As the Mayoral content enters the final phase Labour’s Ken Livingstone has issued the starkest indication of what he calls “the stakes for Londoners” in choosing between him and Conservative candidate Boris Johnson.
Mr Livingstone said the election “is about what it means to be Mayor. It is not about personality and it not about making jokes. It is about every day taking many decisions that affect the lives of seven and a half million people.”
Seeking to remind voters of the extremes of a world city Livingstone said of the decisions facing the Mayor: “Sometimes they are about highs – as on 6 July 2005 when we won the Olympics. Sometimes they are about the very lows – as on 7 July 2005.”
Referring to his rival’s recent comments about the cost of replacing the Routemaster and hiring conductors Livingstone said “Every time he has escaped from his minders Boris Johnson’s lack of competence to run London has been shown in this campaign.”
“In only three days last week Boris Johnson’s transport plans were shown by to be so incompetent that independent research found his bus policies would cost over £100 million a year more than he had admitted, that his minders had to issue a “clarification” on his call for local referendums on the smoking ban, and he made the ridiculous declaration he was not going to be “out-ethniced”.”

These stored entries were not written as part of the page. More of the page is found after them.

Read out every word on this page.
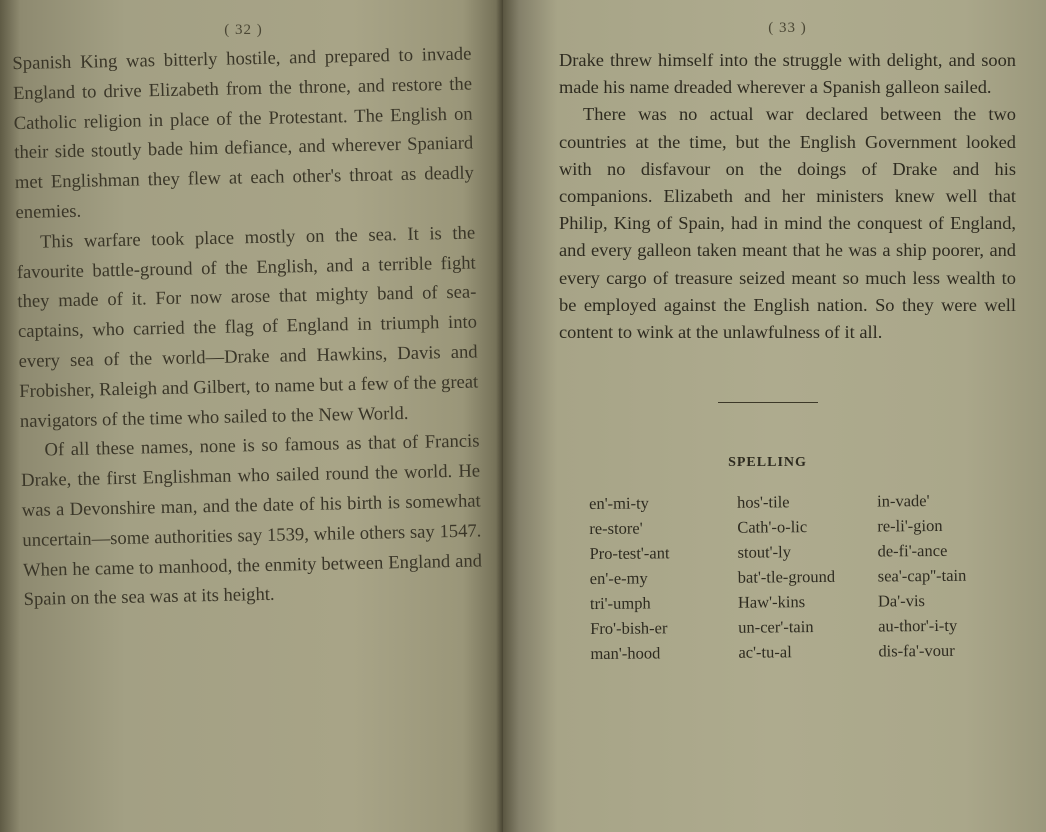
( 32 )

Spanish King was bitterly hostile, and prepared to invade England to drive Elizabeth from the throne, and restore the Catholic religion in place of the Protestant. The English on their side stoutly bade him defiance, and wherever Spaniard met Englishman they flew at each other's throat as deadly enemies.

This warfare took place mostly on the sea. It is the favourite battle-ground of the English, and a terrible fight they made of it. For now arose that mighty band of sea-captains, who carried the flag of England in triumph into every sea of the world—Drake and Hawkins, Davis and Frobisher, Raleigh and Gilbert, to name but a few of the great navigators of the time who sailed to the New World.

Of all these names, none is so famous as that of Francis Drake, the first Englishman who sailed round the world. He was a Devonshire man, and the date of his birth is somewhat uncertain—some authorities say 1539, while others say 1547. When he came to manhood, the enmity between England and Spain on the sea was at its height.

( 33 )

Drake threw himself into the struggle with delight, and soon made his name dreaded wherever a Spanish galleon sailed.

There was no actual war declared between the two countries at the time, but the English Government looked with no disfavour on the doings of Drake and his companions. Elizabeth and her ministers knew well that Philip, King of Spain, had in mind the conquest of England, and every galleon taken meant that he was a ship poorer, and every cargo of treasure seized meant so much less wealth to be employed against the English nation. So they were well content to wink at the unlawfulness of it all.

SPELLING
en'-mi-ty	hos'-tile	in-vade'
re-store'	Cath'-o-lic	re-li'-gion
Pro-test'-ant	stout'-ly	de-fi'-ance
en'-e-my	bat'-tle-ground	sea'-cap''-tain
tri'-umph	Haw'-kins	Da'-vis
Fro'-bish-er	un-cer'-tain	au-thor'-i-ty
man'-hood	ac'-tu-al	dis-fa'-vour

“He still does not have plans for the Tube and when he wrote an article for the Financial Times on his plans for business he didn’t even bother to mention Crossrail – the largest transport scheme in Europe which he didn’t even bother to vote on in Parliament. The entire aim of his campaign has been to make sure he is a position where he is shielded away from the responsibility for his own statements and decisions – that is he must be kept away from exactly what would be his most fundamental role as Mayor. The very nature of the Tory campaign itself testifies to his lack of competence to do the job of Mayor of London.”